Trita Parsi, MSNBC, le 4/10/2022
Traduit par Fausto Giudice,
Tlaxcala
Les manifestations en Iran se poursuivent, mais aucun·e dirigeant·e du mouvement n'est apparu·e clairement
Les Iranien·nes continuent d'exprimer leur indignation suite à la mort de Mahsa Amini, 22 ans, à la mi-septembre, après que la « police des mœurs » iranienne l'a arrêtée pour avoir prétendument violé le code vestimentaire islamique strictement appliqué dans le pays. Photo MSNBC / ZUMA Press
Après des mois de manifestations et de grèves sans
cesse croissantes ciblant son régime despotique, le Shah d'Iran a
désespérément tenté d'apaiser les masses dans une allocution télévisée
du 6 novembre 1978. « J'ai entendu la voix de votre révolution », a dit
le shah, reconnaissait les erreurs passées et promettant de modifier sa
conduite.

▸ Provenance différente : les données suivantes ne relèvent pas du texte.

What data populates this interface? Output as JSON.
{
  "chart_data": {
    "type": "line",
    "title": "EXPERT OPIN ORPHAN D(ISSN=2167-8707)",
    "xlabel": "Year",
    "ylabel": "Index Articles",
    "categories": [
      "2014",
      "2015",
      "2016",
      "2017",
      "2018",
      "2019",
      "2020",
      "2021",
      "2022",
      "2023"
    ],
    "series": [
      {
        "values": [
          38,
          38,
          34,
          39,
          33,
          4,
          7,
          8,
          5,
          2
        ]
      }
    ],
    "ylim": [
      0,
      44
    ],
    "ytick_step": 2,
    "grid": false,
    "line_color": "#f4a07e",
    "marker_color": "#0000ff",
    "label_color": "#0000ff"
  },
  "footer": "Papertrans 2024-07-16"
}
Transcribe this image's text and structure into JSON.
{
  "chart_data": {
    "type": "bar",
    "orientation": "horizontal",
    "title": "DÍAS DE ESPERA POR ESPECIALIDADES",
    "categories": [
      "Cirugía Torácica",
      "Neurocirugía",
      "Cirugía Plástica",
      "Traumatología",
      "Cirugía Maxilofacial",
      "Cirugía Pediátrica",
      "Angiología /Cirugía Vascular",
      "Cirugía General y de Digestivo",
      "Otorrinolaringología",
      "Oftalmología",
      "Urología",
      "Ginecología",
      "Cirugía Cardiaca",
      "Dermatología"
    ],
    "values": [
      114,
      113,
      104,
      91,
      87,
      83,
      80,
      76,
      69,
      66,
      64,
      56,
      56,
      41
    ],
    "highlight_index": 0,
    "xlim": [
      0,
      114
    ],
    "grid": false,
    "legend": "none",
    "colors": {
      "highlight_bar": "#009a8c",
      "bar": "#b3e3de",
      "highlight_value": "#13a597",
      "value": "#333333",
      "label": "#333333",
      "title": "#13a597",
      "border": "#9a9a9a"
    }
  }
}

Mais plutôt que de sauver son règne, ce fut le moment, selon
le récit des révolutionnaires, où le shah scella sa propre destitution.
[la même chose est arrivée en Tunisie avec Ben Ali et son « Je vous ai
compris » du 13 janvier 2011, NdT].
Ce que le shah a fait en 1978
est ce que les dirigeants de la République islamique d'Iran refusent de
faire aujourd'hui alors que les Iraniens continuent d'exprimer leur
indignation face à la mort de Mahsa Amini, 22 ans, dans un hôpital
quelques jours après son interpellation par la “police des mœurs”
iranienne pour avoir prétendument violé le code vestimentaire islamique
strictement appliqué dans le pays. Parce qu'ils pensent que la tentative
du shah de rencontrer les manifestants à mi-chemin était son erreur la
plus décisive, les dirigeants intransigeants de Téhéran ont gouverné
pendant plus de 40 ans avec la maxime de ne jamais céder d’un pouce —
de peur que tout le régime révolutionnaire ne tombe.
L'Iran,
selon Amnesty International, a plutôt choisi de battre, d'arrêter et
même de tuer les jeunes femmes et hommes iraniens qui ont osé demander
justice. Mais plutôt que d'être réduits au silence, les manifestants ont
détourné leurs slogans de la simple fin du hijab obligatoire vers la
fin de la République islamique dans son ensemble — précisément parce que
le régime ne cède jamais un centimètre lorsque le peuple réclame ses
droits et sa dignité. Le slogan « Zan, zendaghi, azadi » ("Femme, vie,
liberté") est lui-même l’expression d’une vision brillante et positive
pour l'Iran sans règle cléricale, par rapport au négatif “A bas le
dictateur”, un slogan utilisé contre le shah en 1979 et plus tard contre
les dirigeants cléricaux.
C'est là que réside l'ironie des
leçons que les dirigeants actuels de l'Iran ont tirées de la “mollesse”
du shah : en bloquant les réformes, en réduisant le spectre politique de
l'Iran et en emprisonnant les dissidents, la République islamique a
fait en sorte que les Iraniens ne croient plus en la réforme et soient
amenés à conclure qu'ils n'avaient pas d'autre choix que de demander
beaucoup plus : la fin du régime clérical.